Luo Jin-Yan, Niu Chun-Yan, Wang Xue-Qin, Zhu You-Ling, Gong Jun
Department of Gastroenterology, The Second Hospital of Xi'an Jiaotong University, Xi'an 710004, Shanxi Province, China.
World J Gastroenterol. 2003 Nov;9(11):2583-6. doi: 10.3748/wjg.v9.i11.2583.
To study the effect of rabeprazole (RAB) on nocturnal acid breakthrough (NAB) and nocturnal alkaline amplitude (NAKA) and to compare it with omeprazole (OME) and pantoprazole (PAN).
By an open comparative study, forty patients with active peptic ulcer were randomly assigned to receive one of the three PPIs (proton pump inhibitor) with a single oral dose. They were divided into RAB group (10 mg), OME group (20 mg) and PAN group (40 mg). Twenty healthy volunteers were enrolled to the control group (without taking any drug). Intragastric pH monitoring was then performed 1 hour before and 24 hours after the dose was given.
No clinically undesirable signs and symptoms possibly attributed to the administration of RAB or OME and PAN were recognizable throughout the study period. All subjects completed the study according to the protocol. All data were processed by a computer using the Student t test or t' test followed by an analysis of covariance. P<0.05 was considered to have statistical significance. The intragastric pH of NAB was significantly higher in RAB group (1.84+/-0.55) than in either OME group (1.15+/-0.31) or PAN group (1.10+/-0.30) (both P<0.01). RAB produced a longer sustaining time (4.65+/-1.22 h) on NAKA than OME (3.22+/-1.89 h) (P<0.05), PAN (3.15+/-1.92 h) (P<0.05), and the sustaining time of NAKA in RAB group was longer than that in the healthy control group (P<0.01) too. In addition, RAB produced a much higher pH on NAKA (6.41+/-0.45) in comparison with PAN (6.01+/-0.92) (P<0.05).

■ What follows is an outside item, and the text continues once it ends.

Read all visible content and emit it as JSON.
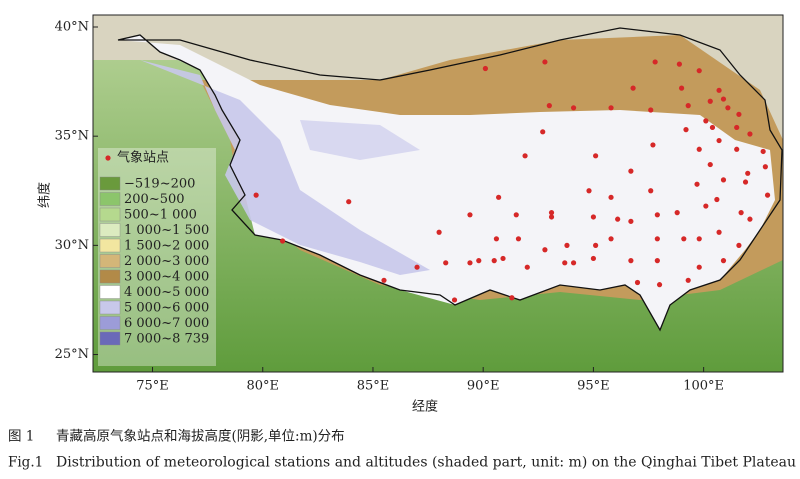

A single oral dose of 10 mg RAB may increase the pH of NAB and shorten the sustaining time of NAB, and it may increase the pH of NAKA as well as prolong the sustaining time of NAKA.
研究雷贝拉唑(RAB)对夜间酸突破(NAB)和夜间碱潮幅度(NAKA)的影响,并与奥美拉唑(OME)和泮托拉唑(PAN)进行比较。
采用开放对照研究,将40例活动性消化性溃疡患者随机分为三组,分别单次口服三种质子泵抑制剂(PPI)之一。分为RAB组(10毫克)、OME组(20毫克)和PAN组(40毫克)。选取20名健康志愿者作为对照组(不服用任何药物)。给药前1小时和给药后24小时进行胃内pH监测。
在整个研究期间,未发现可能归因于RAB、OME或PAN给药的临床不良体征和症状。所有受试者均按方案完成研究。所有数据通过计算机使用Student t检验或t'检验,随后进行协方差分析。P<0.05被认为具有统计学意义。RAB组NAB的胃内pH值(1.84±0.55)显著高于OME组(1.15±0.31)和PAN组(1.10±0.30)(均P<0.01)。RAB对NAKA的维持时间(4.65±1.22小时)长于OME(3.22±1.89小时)(P<0.05)、PAN(3.15±1.92小时)(P<0.05),且RAB组NAKA的维持时间也长于健康对照组(P<0.01)。此外,与PAN(6.01±0.92)相比,RAB在NAKA时产生的pH值更高(6.41±0.45)(P<0.05)。
单次口服10毫克RAB可能会提高NAB的pH值并缩短NAB的维持时间,同时可能会提高NAKA的pH值并延长NAKA的维持时间。